Export data from SAP systems to Google BigQuery through SAP Data Services

These instructions show you how to export data from a SAP application or its underlying database to BigQuery by using SAP Data Services (DS).

The database can be SAP HANA or any other database that is supported by SAP.

The example in this guide exports SQL Anywhere database tables, but you can use them to set up the export of other types of objects from both SAP application and database layer to BigQuery.

You can use data export to backup your SAP data or to consolidate the data from your SAP systems with consumer data from other systems in BigQuery, where you can draw insights from machine learning and for petabyte-scale data analytics.

The instructions are intended for SAP system administrators who have basic experience with the configuration of SAP Basis, SAP DS, and Google Cloud.

Architecture

Flow of replication starts at SAP application or database and passes
through SAP Data Services to BigQuery

SAP Data Services retrieves the data from the SAP application or underlying database, transforms the data to be compatible with the BigQuery format, and initiates the load job that moves the data to BigQuery. After the load job is complete, the data is available in BigQuery for analysis.

The export is a snapshot of the data in the source system at the time of export. You control when SAP Data Services initiates an export. Any existing data in the target BigQuery table is overwritten by the exported data. After the export is complete, the data in BigQuery is not kept in sync with the data in the source system.

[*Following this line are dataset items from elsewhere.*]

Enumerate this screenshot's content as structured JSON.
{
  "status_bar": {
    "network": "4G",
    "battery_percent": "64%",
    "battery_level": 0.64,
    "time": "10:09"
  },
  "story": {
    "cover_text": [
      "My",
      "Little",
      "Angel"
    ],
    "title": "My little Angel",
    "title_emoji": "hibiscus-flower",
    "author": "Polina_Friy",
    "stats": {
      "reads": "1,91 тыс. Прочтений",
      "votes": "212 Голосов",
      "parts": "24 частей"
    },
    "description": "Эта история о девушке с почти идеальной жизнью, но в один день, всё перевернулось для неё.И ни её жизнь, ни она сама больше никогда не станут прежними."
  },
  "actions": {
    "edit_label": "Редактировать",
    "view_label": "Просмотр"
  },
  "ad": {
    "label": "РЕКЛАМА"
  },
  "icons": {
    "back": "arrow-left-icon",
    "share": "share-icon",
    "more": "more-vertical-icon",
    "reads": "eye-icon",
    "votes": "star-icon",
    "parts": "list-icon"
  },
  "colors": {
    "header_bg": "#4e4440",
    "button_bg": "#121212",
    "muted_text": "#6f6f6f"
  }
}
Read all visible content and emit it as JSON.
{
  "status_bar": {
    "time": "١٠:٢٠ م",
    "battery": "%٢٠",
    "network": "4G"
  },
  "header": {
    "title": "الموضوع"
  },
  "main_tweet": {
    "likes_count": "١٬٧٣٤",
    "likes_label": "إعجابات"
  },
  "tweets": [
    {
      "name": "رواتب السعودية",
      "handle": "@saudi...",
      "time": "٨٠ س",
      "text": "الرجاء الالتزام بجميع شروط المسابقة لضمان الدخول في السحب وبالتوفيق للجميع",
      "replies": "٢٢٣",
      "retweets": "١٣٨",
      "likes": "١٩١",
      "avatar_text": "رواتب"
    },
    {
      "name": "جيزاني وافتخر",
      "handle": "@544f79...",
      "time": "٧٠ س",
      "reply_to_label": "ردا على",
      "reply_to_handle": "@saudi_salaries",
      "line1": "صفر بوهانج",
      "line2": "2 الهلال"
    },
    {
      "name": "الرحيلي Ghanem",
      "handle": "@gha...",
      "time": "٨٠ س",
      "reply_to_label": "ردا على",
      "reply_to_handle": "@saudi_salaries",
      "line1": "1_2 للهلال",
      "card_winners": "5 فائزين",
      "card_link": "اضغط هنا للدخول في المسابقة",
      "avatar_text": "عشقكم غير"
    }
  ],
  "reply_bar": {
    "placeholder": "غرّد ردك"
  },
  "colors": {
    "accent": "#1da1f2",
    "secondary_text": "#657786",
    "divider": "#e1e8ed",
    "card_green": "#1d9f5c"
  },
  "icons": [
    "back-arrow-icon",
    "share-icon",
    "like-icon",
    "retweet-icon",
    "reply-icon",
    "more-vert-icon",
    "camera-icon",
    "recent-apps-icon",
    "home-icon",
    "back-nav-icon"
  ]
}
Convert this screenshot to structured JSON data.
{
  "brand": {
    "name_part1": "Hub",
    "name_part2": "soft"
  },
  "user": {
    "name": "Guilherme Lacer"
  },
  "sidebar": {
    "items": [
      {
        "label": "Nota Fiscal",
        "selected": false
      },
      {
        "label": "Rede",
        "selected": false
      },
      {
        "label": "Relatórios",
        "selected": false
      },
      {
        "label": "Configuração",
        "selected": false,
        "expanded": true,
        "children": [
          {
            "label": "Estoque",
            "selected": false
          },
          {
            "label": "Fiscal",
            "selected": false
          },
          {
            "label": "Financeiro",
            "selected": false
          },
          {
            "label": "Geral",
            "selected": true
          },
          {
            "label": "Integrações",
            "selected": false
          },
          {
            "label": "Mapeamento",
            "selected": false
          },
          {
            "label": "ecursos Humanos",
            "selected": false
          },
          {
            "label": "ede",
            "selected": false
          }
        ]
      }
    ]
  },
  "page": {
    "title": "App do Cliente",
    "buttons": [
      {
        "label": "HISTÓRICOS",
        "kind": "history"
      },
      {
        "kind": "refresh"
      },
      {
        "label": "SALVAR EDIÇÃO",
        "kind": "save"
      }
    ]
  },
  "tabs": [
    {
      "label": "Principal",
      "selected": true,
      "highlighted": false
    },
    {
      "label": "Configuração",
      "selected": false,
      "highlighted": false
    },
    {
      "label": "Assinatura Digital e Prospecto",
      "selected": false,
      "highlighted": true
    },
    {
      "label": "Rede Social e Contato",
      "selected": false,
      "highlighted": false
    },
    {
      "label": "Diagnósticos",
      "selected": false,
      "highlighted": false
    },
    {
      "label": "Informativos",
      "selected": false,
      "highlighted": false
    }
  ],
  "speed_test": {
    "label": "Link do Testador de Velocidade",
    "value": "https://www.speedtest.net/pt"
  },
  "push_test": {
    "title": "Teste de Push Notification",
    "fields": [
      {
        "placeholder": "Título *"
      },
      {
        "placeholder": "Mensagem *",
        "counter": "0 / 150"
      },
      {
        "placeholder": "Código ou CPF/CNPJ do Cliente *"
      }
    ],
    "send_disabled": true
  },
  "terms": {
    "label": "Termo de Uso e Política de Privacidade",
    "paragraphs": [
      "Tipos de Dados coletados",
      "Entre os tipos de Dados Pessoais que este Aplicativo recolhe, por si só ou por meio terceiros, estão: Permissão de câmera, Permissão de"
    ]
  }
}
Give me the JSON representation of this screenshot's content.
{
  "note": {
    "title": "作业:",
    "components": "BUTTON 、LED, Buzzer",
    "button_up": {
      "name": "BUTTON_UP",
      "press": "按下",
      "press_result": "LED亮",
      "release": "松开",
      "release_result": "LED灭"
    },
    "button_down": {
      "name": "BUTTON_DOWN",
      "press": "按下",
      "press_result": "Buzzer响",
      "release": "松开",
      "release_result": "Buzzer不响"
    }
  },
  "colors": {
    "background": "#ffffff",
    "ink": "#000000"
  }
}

In this scenario, the SAP source system and SAP Data Services can be running either on or off of Google Cloud.

Core solution components

The following components are required to export data from an SAP application or from a database to BigQuery by using SAP Data Services:

Component Required versions Notes
SAP application server stack Any ABAP-based SAP System starting with R/3 4.6C In this guide, the application server and database server are collectively referred to as the source system, even if they are running on different machines.

Define RFC user with appropriate authorization

Optional: define separate table space for logging tables
Database (DB) system Any DB version that is listed as supported in the SAP Product Availability Matrix (PAM), subject to any restrictions of the SAP NetWeaver stack that are listed in the PAM.
SAP Data Services SAP Data Services 4.2 SP1 or higher
BigQuery N/A

Costs

BigQuery is a billable Google Cloud component.

Use the Pricing Calculator to generate a cost estimate based on your projected usage.

Prerequisites

These instructions assume that the SAP application system, database server, and SAP Data Services are already installed and configured for normal operation.

Check with SAP to ensure that your planned configuration conforms to SAP licensing requirements. The requirements might differ depending on whether you are exporting data from an SAP application system or from an underlying database.

Set up a Google Cloud project in Google Cloud

Before you can use BigQuery, you need a Google Cloud project.

Create a Google Cloud project

  1. Go to the Google Cloud console and sign up, walking through the setup wizard.

    GO TO CLOUD CONSOLE

  2. Next to the Google Cloud logo in the upper left-hand corner, click the dropdown and select NEW PROJECT.

  3. Give your project a name and click Create.

  4. After the project is created (a notification is displayed in the upper right), refresh the page.

Enable APIs

Enable the BigQuery API:

GO TO BIGQUERY API

Create a service account

The service account (specifically its key file) is used to authenticate SAP DS to BigQuery. You use the key file later when you create the target datastore.

  1. In the Google Cloud console, go to the Service accounts page.

    GO TO SERVICE ACCOUNTS

  2. Select your Google Cloud project.

  3. Click Create Service Account.

  4. Enter a Service account name.

  5. Click Create and Continue.

  6. In the Select a role list, choose BigQuery > BigQuery Data Editor.

  7. Click Add Another Role.

  8. In the Select a role list, choose BigQuery > BigQuery Job User.

  9. Click Continue.

  10. As appropriate, grant other users access to the service account.

  11. Click Done.

  12. On the Service accounts page in the Google Cloud console, click the email address of the service account that you just created.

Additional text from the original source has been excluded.